Standardizing on IDNA 2003 in the URL Standard
Shawn Steele
Shawn.Steele at microsoft.com
Fri Aug 23 21:25:40 CEST 2013
> 2. The TR46 deviation character
> support can be dropped in clients once the major registries
> that allow them provide a bundle or block approach to labels that
> include them, so that new clients can be
> guaranteed that URLs won't go to a different location than
> they would under IDNA2003. The bundle/block needs to last
> while there are a significant number of IDNA2003 clients
> out in the world. Because newer browsers have automatic
> updates, this can be far faster than it would have been a
> few years ago.
That's not necessarily true. If someone's subdomain uses some IDNA2003 domain name that lands on a different machine, the client applications will get the bug reports that they broke the customer when a customer's URL stops working. Blocking at the registry could have a similar issue (if the user wants to move from one to another). Also we cannot enforce that the registrars bundle-or-block.

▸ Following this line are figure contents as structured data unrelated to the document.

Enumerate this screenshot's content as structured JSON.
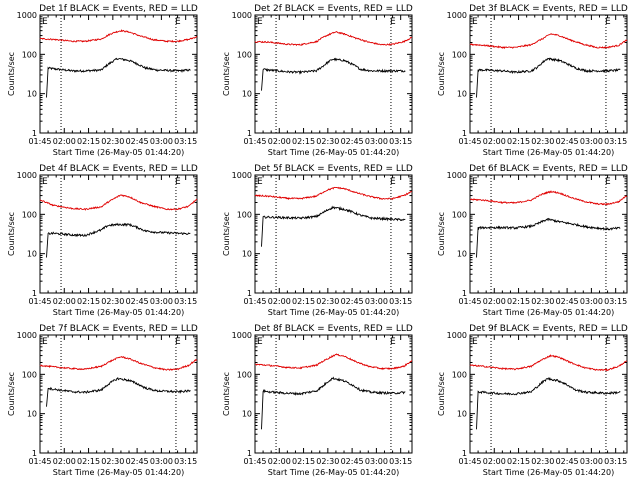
{
  "figure": {
    "colors": {
      "events": "#000000",
      "lld": "#e00000",
      "axes": "#000000",
      "marker": "#000000"
    },
    "xlabel": "Start Time (26-May-05 01:44:20)",
    "ylabel": "Counts/sec",
    "xtick_labels": [
      "01:45",
      "02:00",
      "02:15",
      "02:30",
      "02:45",
      "03:00",
      "03:15"
    ],
    "ytick_labels": [
      "1",
      "10",
      "100",
      "1000"
    ]
  },
  "chart_data": [
    {
      "type": "line",
      "title": "Det 1f BLACK = Events, RED = LLD",
      "yscale": "log",
      "x_unit": "minutes after 01:45",
      "xlim": [
        0,
        97
      ],
      "ylim": [
        1,
        1000
      ],
      "dotted_markers_x": [
        13,
        84
      ],
      "series": [
        {
          "name": "Events",
          "x": [
            4,
            5,
            8,
            20,
            28,
            38,
            42,
            48,
            55,
            65,
            72,
            85,
            93
          ],
          "values": [
            8,
            45,
            43,
            38,
            38,
            40,
            55,
            78,
            70,
            45,
            40,
            38,
            40
          ]
        },
        {
          "name": "LLD",
          "x": [
            0,
            8,
            20,
            28,
            38,
            45,
            50,
            55,
            62,
            70,
            78,
            85,
            92,
            97
          ],
          "values": [
            250,
            240,
            215,
            215,
            245,
            350,
            400,
            370,
            290,
            235,
            215,
            215,
            240,
            280
          ]
        }
      ]
    },
    {
      "type": "line",
      "title": "Det 2f BLACK = Events, RED = LLD",
      "yscale": "log",
      "x_unit": "minutes after 01:45",
      "xlim": [
        0,
        97
      ],
      "ylim": [
        1,
        1000
      ],
      "dotted_markers_x": [
        13,
        84
      ],
      "series": [
        {
          "name": "Events",
          "x": [
            4,
            5,
            8,
            20,
            28,
            38,
            42,
            48,
            55,
            65,
            72,
            85,
            93
          ],
          "values": [
            12,
            42,
            40,
            36,
            35,
            38,
            50,
            75,
            70,
            42,
            38,
            38,
            38
          ]
        },
        {
          "name": "LLD",
          "x": [
            0,
            8,
            20,
            28,
            38,
            45,
            50,
            55,
            62,
            70,
            78,
            85,
            92,
            97
          ],
          "values": [
            210,
            205,
            180,
            175,
            210,
            310,
            370,
            330,
            260,
            205,
            175,
            180,
            210,
            270
          ]
        }
      ]
    },
    {
      "type": "line",
      "title": "Det 3f BLACK = Events, RED = LLD",
      "yscale": "log",
      "x_unit": "minutes after 01:45",
      "xlim": [
        0,
        97
      ],
      "ylim": [
        1,
        1000
      ],
      "dotted_markers_x": [
        13,
        84
      ],
      "series": [
        {
          "name": "Events",
          "x": [
            4,
            5,
            8,
            20,
            28,
            38,
            42,
            48,
            55,
            65,
            72,
            85,
            93
          ],
          "values": [
            8,
            40,
            40,
            38,
            35,
            38,
            48,
            78,
            70,
            45,
            38,
            38,
            40
          ]
        },
        {
          "name": "LLD",
          "x": [
            0,
            8,
            20,
            28,
            38,
            45,
            50,
            55,
            62,
            70,
            78,
            85,
            92,
            97
          ],
          "values": [
            180,
            170,
            150,
            150,
            175,
            250,
            330,
            300,
            230,
            180,
            150,
            150,
            170,
            230
          ]
        }
      ]
    },
    {
      "type": "line",
      "title": "Det 4f BLACK = Events, RED = LLD",
      "yscale": "log",
      "x_unit": "minutes after 01:45",
      "xlim": [
        0,
        97
      ],
      "ylim": [
        1,
        1000
      ],
      "dotted_markers_x": [
        13,
        84
      ],
      "series": [
        {
          "name": "Events",
          "x": [
            4,
            5,
            8,
            20,
            28,
            38,
            42,
            48,
            55,
            65,
            72,
            85,
            93
          ],
          "values": [
            8,
            32,
            33,
            30,
            29,
            40,
            52,
            55,
            55,
            38,
            35,
            33,
            32
          ]
        },
        {
          "name": "LLD",
          "x": [
            0,
            8,
            20,
            28,
            38,
            45,
            50,
            55,
            62,
            70,
            78,
            85,
            92,
            97
          ],
          "values": [
            230,
            170,
            140,
            135,
            155,
            240,
            310,
            280,
            200,
            160,
            135,
            135,
            160,
            240
          ]
        }
      ]
    },
    {
      "type": "line",
      "title": "Det 5f BLACK = Events, RED = LLD",
      "yscale": "log",
      "x_unit": "minutes after 01:45",
      "xlim": [
        0,
        97
      ],
      "ylim": [
        1,
        1000
      ],
      "dotted_markers_x": [
        13,
        84
      ],
      "series": [
        {
          "name": "Events",
          "x": [
            4,
            5,
            8,
            20,
            28,
            38,
            42,
            48,
            55,
            65,
            72,
            85,
            93
          ],
          "values": [
            15,
            85,
            85,
            82,
            80,
            88,
            110,
            150,
            135,
            95,
            80,
            75,
            72
          ]
        },
        {
          "name": "LLD",
          "x": [
            0,
            8,
            20,
            28,
            38,
            45,
            50,
            55,
            62,
            70,
            78,
            85,
            92,
            97
          ],
          "values": [
            300,
            290,
            255,
            250,
            290,
            420,
            480,
            450,
            360,
            290,
            250,
            250,
            300,
            380
          ]
        }
      ]
    },
    {
      "type": "line",
      "title": "Det 6f BLACK = Events, RED = LLD",
      "yscale": "log",
      "x_unit": "minutes after 01:45",
      "xlim": [
        0,
        97
      ],
      "ylim": [
        1,
        1000
      ],
      "dotted_markers_x": [
        13,
        84
      ],
      "series": [
        {
          "name": "Events",
          "x": [
            4,
            5,
            8,
            20,
            28,
            38,
            42,
            48,
            55,
            65,
            72,
            85,
            93
          ],
          "values": [
            8,
            45,
            46,
            46,
            45,
            50,
            58,
            75,
            65,
            55,
            48,
            42,
            45
          ]
        },
        {
          "name": "LLD",
          "x": [
            0,
            8,
            20,
            28,
            38,
            45,
            50,
            55,
            62,
            70,
            78,
            85,
            92,
            97
          ],
          "values": [
            240,
            230,
            200,
            195,
            230,
            330,
            380,
            350,
            270,
            215,
            185,
            180,
            210,
            300
          ]
        }
      ]
    },
    {
      "type": "line",
      "title": "Det 7f BLACK = Events, RED = LLD",
      "yscale": "log",
      "x_unit": "minutes after 01:45",
      "xlim": [
        0,
        97
      ],
      "ylim": [
        1,
        1000
      ],
      "dotted_markers_x": [
        13,
        84
      ],
      "series": [
        {
          "name": "Events",
          "x": [
            4,
            5,
            8,
            20,
            28,
            38,
            42,
            48,
            55,
            65,
            72,
            85,
            93
          ],
          "values": [
            15,
            45,
            42,
            36,
            35,
            40,
            55,
            78,
            70,
            45,
            38,
            36,
            38
          ]
        },
        {
          "name": "LLD",
          "x": [
            0,
            8,
            20,
            28,
            38,
            45,
            50,
            55,
            62,
            70,
            78,
            85,
            92,
            97
          ],
          "values": [
            170,
            155,
            140,
            135,
            160,
            230,
            280,
            250,
            190,
            150,
            130,
            135,
            170,
            240
          ]
        }
      ]
    },
    {
      "type": "line",
      "title": "Det 8f BLACK = Events, RED = LLD",
      "yscale": "log",
      "x_unit": "minutes after 01:45",
      "xlim": [
        0,
        97
      ],
      "ylim": [
        1,
        1000
      ],
      "dotted_markers_x": [
        13,
        84
      ],
      "series": [
        {
          "name": "Events",
          "x": [
            4,
            5,
            8,
            20,
            28,
            38,
            42,
            48,
            55,
            65,
            72,
            85,
            93
          ],
          "values": [
            4,
            38,
            36,
            33,
            32,
            38,
            50,
            80,
            68,
            40,
            35,
            33,
            35
          ]
        },
        {
          "name": "LLD",
          "x": [
            0,
            8,
            20,
            28,
            38,
            45,
            50,
            55,
            62,
            70,
            78,
            85,
            92,
            97
          ],
          "values": [
            180,
            170,
            150,
            145,
            170,
            250,
            320,
            290,
            210,
            160,
            140,
            140,
            160,
            220
          ]
        }
      ]
    },
    {
      "type": "line",
      "title": "Det 9f BLACK = Events, RED = LLD",
      "yscale": "log",
      "x_unit": "minutes after 01:45",
      "xlim": [
        0,
        97
      ],
      "ylim": [
        1,
        1000
      ],
      "dotted_markers_x": [
        13,
        84
      ],
      "series": [
        {
          "name": "Events",
          "x": [
            4,
            5,
            8,
            20,
            28,
            38,
            42,
            48,
            55,
            65,
            72,
            85,
            93
          ],
          "values": [
            4,
            36,
            35,
            32,
            32,
            36,
            50,
            78,
            68,
            40,
            35,
            33,
            35
          ]
        },
        {
          "name": "LLD",
          "x": [
            0,
            8,
            20,
            28,
            38,
            45,
            50,
            55,
            62,
            70,
            78,
            85,
            92,
            97
          ],
          "values": [
            170,
            160,
            140,
            135,
            160,
            240,
            300,
            270,
            200,
            150,
            130,
            130,
            160,
            220
          ]
        }
      ]
    }
  ]
}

However if the registrars DO bundle the names with the IDNA2003 form (other variations could be blocked), and the client software continues to resolve using the transient rules for these 5 characters, the user will always land on the right machine, no matter which way they enter the name. The "worst" problem could be that the address bar looks a little different than what the user entered. Which could be considered a UI problem. And if the clients really thought that UI issue was worth fixing, they could ensure that they didn't map the form the users entered for these few characters.